Much has been made of the mold that Hal eats as a baby, and how it opens him to the experience of Pemulis's throwback drug. But John Wayne took the drug and himself had a reaction to it.

Also, I believe that Hal is permanently disabled by the drug, WHICH he has ALREADY taken when he happens across the luckless Ortho Stice stuck to the window. Hal seems fine, but Ortho immediately thinks Hal is crying, or upset. Later, the janitors (i.e. Hamlet's gravediggers) also believe that Hal is mugging in a way Hal never intended — and when Hal looks at himself in the mirror, his visage is composed and demure.

Once Hal reaches the Whataburger tournament (which happens two weeks after Stice's defenestration?

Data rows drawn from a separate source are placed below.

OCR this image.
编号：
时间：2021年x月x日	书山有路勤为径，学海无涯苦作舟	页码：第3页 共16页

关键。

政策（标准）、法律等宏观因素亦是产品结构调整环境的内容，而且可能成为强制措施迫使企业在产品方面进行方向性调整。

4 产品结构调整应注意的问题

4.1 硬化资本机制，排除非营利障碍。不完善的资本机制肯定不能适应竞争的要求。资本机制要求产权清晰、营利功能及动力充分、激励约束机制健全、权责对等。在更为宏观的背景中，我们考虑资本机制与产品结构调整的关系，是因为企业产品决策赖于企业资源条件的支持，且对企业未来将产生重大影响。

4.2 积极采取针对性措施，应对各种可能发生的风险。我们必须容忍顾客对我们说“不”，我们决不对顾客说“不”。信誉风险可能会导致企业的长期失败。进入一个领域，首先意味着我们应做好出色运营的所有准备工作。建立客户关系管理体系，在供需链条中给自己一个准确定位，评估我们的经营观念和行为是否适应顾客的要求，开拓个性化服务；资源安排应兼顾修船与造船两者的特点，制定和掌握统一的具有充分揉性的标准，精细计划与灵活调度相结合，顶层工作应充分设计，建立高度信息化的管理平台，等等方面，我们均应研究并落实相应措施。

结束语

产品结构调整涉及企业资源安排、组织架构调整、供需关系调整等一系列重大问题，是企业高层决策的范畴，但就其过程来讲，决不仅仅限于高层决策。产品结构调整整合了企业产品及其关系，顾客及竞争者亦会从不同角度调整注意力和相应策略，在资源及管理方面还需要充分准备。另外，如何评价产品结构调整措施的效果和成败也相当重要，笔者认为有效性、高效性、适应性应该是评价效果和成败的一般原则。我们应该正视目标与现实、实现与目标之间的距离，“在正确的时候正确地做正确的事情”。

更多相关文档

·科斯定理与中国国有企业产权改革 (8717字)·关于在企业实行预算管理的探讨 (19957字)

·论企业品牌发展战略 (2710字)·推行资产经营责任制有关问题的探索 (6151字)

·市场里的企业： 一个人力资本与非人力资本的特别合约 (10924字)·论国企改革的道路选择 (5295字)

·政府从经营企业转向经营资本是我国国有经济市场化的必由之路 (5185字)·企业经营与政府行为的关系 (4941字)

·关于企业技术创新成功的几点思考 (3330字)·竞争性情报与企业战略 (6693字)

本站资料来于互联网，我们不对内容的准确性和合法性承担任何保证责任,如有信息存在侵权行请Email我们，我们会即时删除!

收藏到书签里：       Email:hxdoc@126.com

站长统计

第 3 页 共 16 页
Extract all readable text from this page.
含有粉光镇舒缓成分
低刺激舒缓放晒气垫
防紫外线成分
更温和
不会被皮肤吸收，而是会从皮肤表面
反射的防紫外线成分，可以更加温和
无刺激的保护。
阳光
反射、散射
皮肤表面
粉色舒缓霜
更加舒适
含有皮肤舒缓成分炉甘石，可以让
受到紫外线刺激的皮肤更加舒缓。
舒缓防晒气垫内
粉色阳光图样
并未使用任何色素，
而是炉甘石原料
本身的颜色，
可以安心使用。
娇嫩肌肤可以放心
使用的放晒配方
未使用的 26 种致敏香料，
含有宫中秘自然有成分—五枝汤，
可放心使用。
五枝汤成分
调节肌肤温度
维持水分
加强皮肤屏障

Does that sound about right?), Hal believes he is speaking eloquently while the Arizona admissions people only hear horrifying gutteral grunts from him — horrifying enough to call an ambulance.

The day of Stice's window mishap, Pemulis discovers eight ceiling panels on the floor his sneaker / drug mule and its contents are nowhere to be found.

Did the ghost remove the sneaker, give it to Hal, and then bolt whosit's bed to whomever's room (Axelford? Troelsch?) it was? Nobody heard the ghost bolt up the bed, so the removal of eight ceiling panels would almost certainly be a quiet act for him.

Interesting too, that at ETA Incandenza's spirit is a ghost, while Don Gately refers to it as a “wraith.” Of course, Gately might have the advantage, so to speak, as he is able to see Incandenza's ghostly image.